Eleven Stalwarts Honoured at Inaugural JARIA Awards


Reggae Month 2009 came to a pulsating climax with impressive performances by Freddie McGregor, Tanya Stephens, Lloyd Lovindeer, TOK and Professor Nuts, at the inaugural Jamaica Reggae Industry Association (JARIA) Honour Awards on Sunday (March 1).
In an atmosphere of glitz and glamour, 11 stalwarts of Jamaica’s music industry were honoured and celebrated, for their invaluable contribution to its development and international penetration.
Count Ossie and the Mystic Revelation of Rastafari (MRR) won the Lifetime Achievement Award, while Pam Hall and Dennis Brown were honorees in the artistes category.

Minister of Information, Culture, Youth and Sports, Olivia Grange, shares a special moment with the longest serving member of the Mystic Revelation of Rastafari, Brother Sam Clayton, at the inaugural Jamaica Reggae Industry Association (JARIA) Honour Awards, on March 1, at the Jamaica Pegasus Hotel, in Kingston. Count Ossie and the Mystic Revelation of Rastafari was the recipient of the Lifetime Achievement Award.

Syd Bucknor and Sylvan Morris, who worked with greats including the late Bob Marley, the Wailers and Lee ‘Scratch’ Perry, were the honoured as engineers; Leslie Kong and Sonia Pottinger as producers; King Tubby’s and Jah Love Music, as sound systems; and Lennie Hibbert and Ansell Collins as musicians.
Minister of Information, Culture, Youth and Sports, Olivia ‘Babsy’ Grange, thanked the honorees and their representatives, and described the awards as a “giant step for the music industry in Jamaica.”
“This is an occasion when you are honoured, not because you are popular but, because you are the music, you have laid the foundation and you have paid your dues,” she said.
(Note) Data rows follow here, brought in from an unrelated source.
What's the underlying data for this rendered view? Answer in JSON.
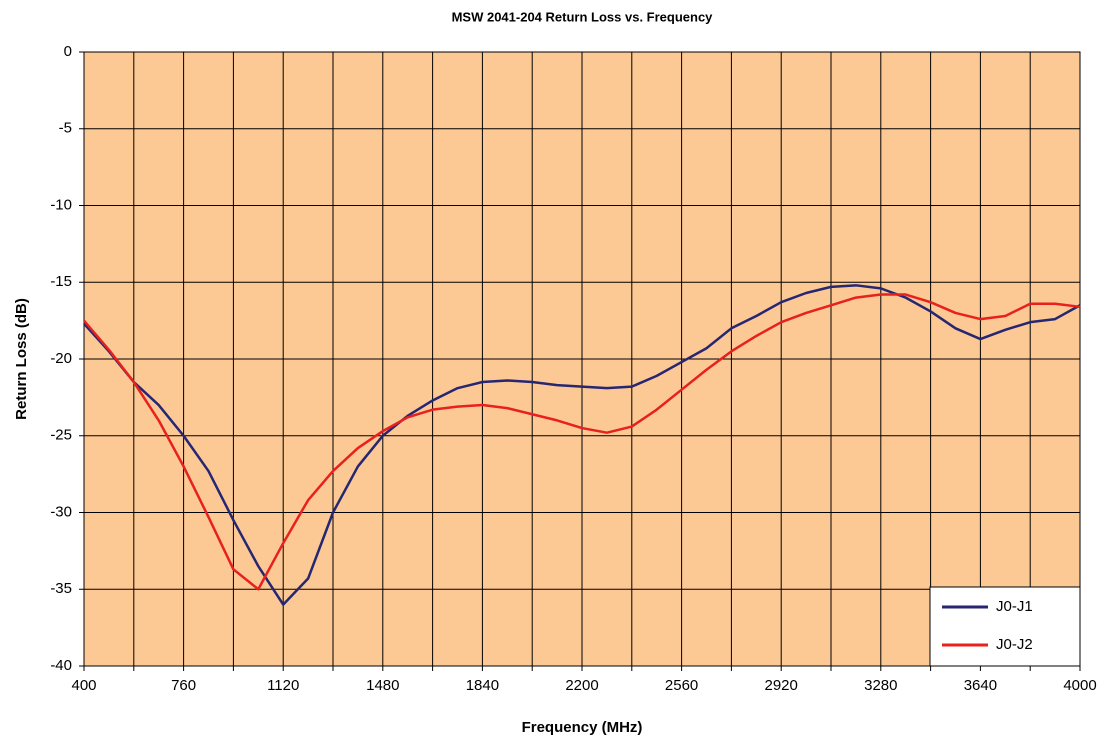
{
  "chart_data": {
    "type": "line",
    "title": "MSW 2041-204 Return Loss vs. Frequency",
    "xlabel": "Frequency (MHz)",
    "ylabel": "Return Loss (dB)",
    "x": [
      400,
      490,
      580,
      670,
      760,
      850,
      940,
      1030,
      1120,
      1210,
      1300,
      1390,
      1480,
      1570,
      1660,
      1750,
      1840,
      1930,
      2020,
      2110,
      2200,
      2290,
      2380,
      2470,
      2560,
      2650,
      2740,
      2830,
      2920,
      3010,
      3100,
      3190,
      3280,
      3370,
      3460,
      3550,
      3640,
      3730,
      3820,
      3910,
      4000
    ],
    "series": [
      {
        "name": "J0-J1",
        "color": "#262673",
        "values": [
          -17.7,
          -19.5,
          -21.5,
          -23.0,
          -25.0,
          -27.3,
          -30.5,
          -33.5,
          -36.0,
          -34.3,
          -30.0,
          -27.0,
          -25.0,
          -23.7,
          -22.7,
          -21.9,
          -21.5,
          -21.4,
          -21.5,
          -21.7,
          -21.8,
          -21.9,
          -21.8,
          -21.1,
          -20.2,
          -19.3,
          -18.0,
          -17.2,
          -16.3,
          -15.7,
          -15.3,
          -15.2,
          -15.4,
          -16.0,
          -16.9,
          -18.0,
          -18.7,
          -18.1,
          -17.6,
          -17.4,
          -16.5
        ]
      },
      {
        "name": "J0-J2",
        "color": "#e8201e",
        "values": [
          -17.5,
          -19.4,
          -21.5,
          -24.0,
          -27.0,
          -30.3,
          -33.7,
          -35.0,
          -32.0,
          -29.2,
          -27.3,
          -25.8,
          -24.7,
          -23.8,
          -23.3,
          -23.1,
          -23.0,
          -23.2,
          -23.6,
          -24.0,
          -24.5,
          -24.8,
          -24.4,
          -23.3,
          -22.0,
          -20.7,
          -19.5,
          -18.5,
          -17.6,
          -17.0,
          -16.5,
          -16.0,
          -15.8,
          -15.8,
          -16.3,
          -17.0,
          -17.4,
          -17.2,
          -16.4,
          -16.4,
          -16.6
        ]
      }
    ],
    "xlim": [
      400,
      4000
    ],
    "xticks": [
      400,
      760,
      1120,
      1480,
      1840,
      2200,
      2560,
      2920,
      3280,
      3640,
      4000
    ],
    "xminor_ticks": [
      580,
      940,
      1300,
      1660,
      2020,
      2380,
      2740,
      3100,
      3460,
      3820
    ],
    "ylim": [
      -40,
      0
    ],
    "yticks": [
      -40,
      -35,
      -30,
      -25,
      -20,
      -15,
      -10,
      -5,
      0
    ],
    "grid": true,
    "legend": "lower right",
    "background": "#fcc995"
  }
}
The Minister also used the occasion to encourage members of the music fraternity to join JARIA, which was also officially launched at the ceremony.
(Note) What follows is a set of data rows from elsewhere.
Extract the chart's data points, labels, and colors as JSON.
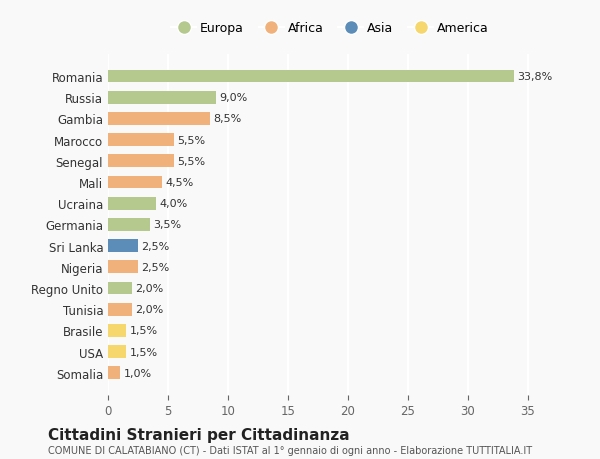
{
  "categories": [
    "Romania",
    "Russia",
    "Gambia",
    "Marocco",
    "Senegal",
    "Mali",
    "Ucraina",
    "Germania",
    "Sri Lanka",
    "Nigeria",
    "Regno Unito",
    "Tunisia",
    "Brasile",
    "USA",
    "Somalia"
  ],
  "values": [
    33.8,
    9.0,
    8.5,
    5.5,
    5.5,
    4.5,
    4.0,
    3.5,
    2.5,
    2.5,
    2.0,
    2.0,
    1.5,
    1.5,
    1.0
  ],
  "labels": [
    "33,8%",
    "9,0%",
    "8,5%",
    "5,5%",
    "5,5%",
    "4,5%",
    "4,0%",
    "3,5%",
    "2,5%",
    "2,5%",
    "2,0%",
    "2,0%",
    "1,5%",
    "1,5%",
    "1,0%"
  ],
  "continents": [
    "Europa",
    "Europa",
    "Africa",
    "Africa",
    "Africa",
    "Africa",
    "Europa",
    "Europa",
    "Asia",
    "Africa",
    "Europa",
    "Africa",
    "America",
    "America",
    "Africa"
  ],
  "continent_colors": {
    "Europa": "#b5c98e",
    "Africa": "#f0b27a",
    "Asia": "#5b8db8",
    "America": "#f5d76e"
  },
  "legend_order": [
    "Europa",
    "Africa",
    "Asia",
    "America"
  ],
  "title": "Cittadini Stranieri per Cittadinanza",
  "subtitle": "COMUNE DI CALATABIANO (CT) - Dati ISTAT al 1° gennaio di ogni anno - Elaborazione TUTTITALIA.IT",
  "xlim": [
    0,
    37
  ],
  "xticks": [
    0,
    5,
    10,
    15,
    20,
    25,
    30,
    35
  ],
  "background_color": "#f9f9f9",
  "grid_color": "#ffffff",
  "bar_height": 0.6
}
“I am saying to all of you, get on board and get involved in this organisation, make it work. There are a lot of opportunities if you are a part of an organisation: there is international funding, there is help with capacity building, there are partnerships, there are all kinds of awesome possibilities. We have a reputation of not keeping it together, but I am hoping that this time around we will,” she said.
Reflecting on Reggae Month 2009, Miss Grange told JIS News that it went well.
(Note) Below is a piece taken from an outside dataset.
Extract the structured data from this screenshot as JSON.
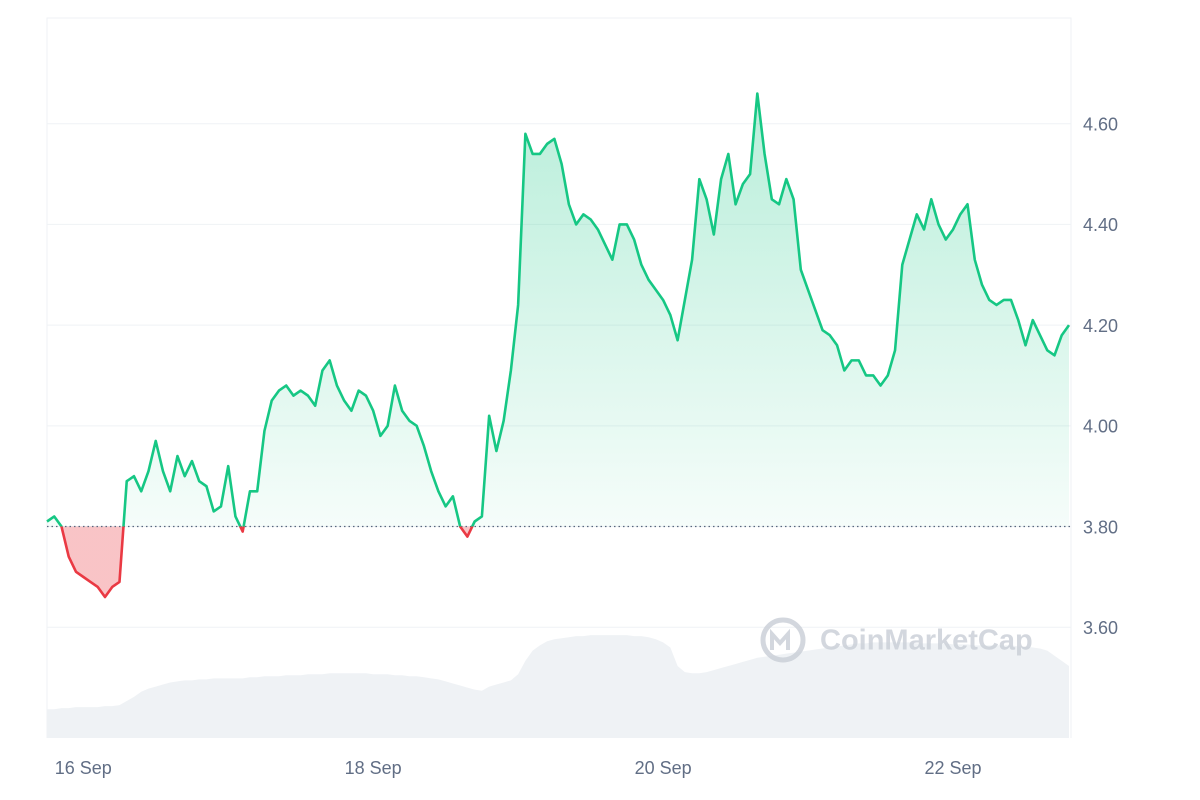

“It was not a month where we just talked about celebration. It was a month where we tried to put structures in place to consolidate our gains over the years, and to make sure we were poised to take on the rest of the world,” she said.
The Jamaica Reggae Industry Association (JARIA), a non-governmental, non-profit organisation was conceptualised and given the task of organising events for Reggae Month 2009.
The main objective of JARIA is to reposition Jamaica at the centre of the global Reggae movement and culture.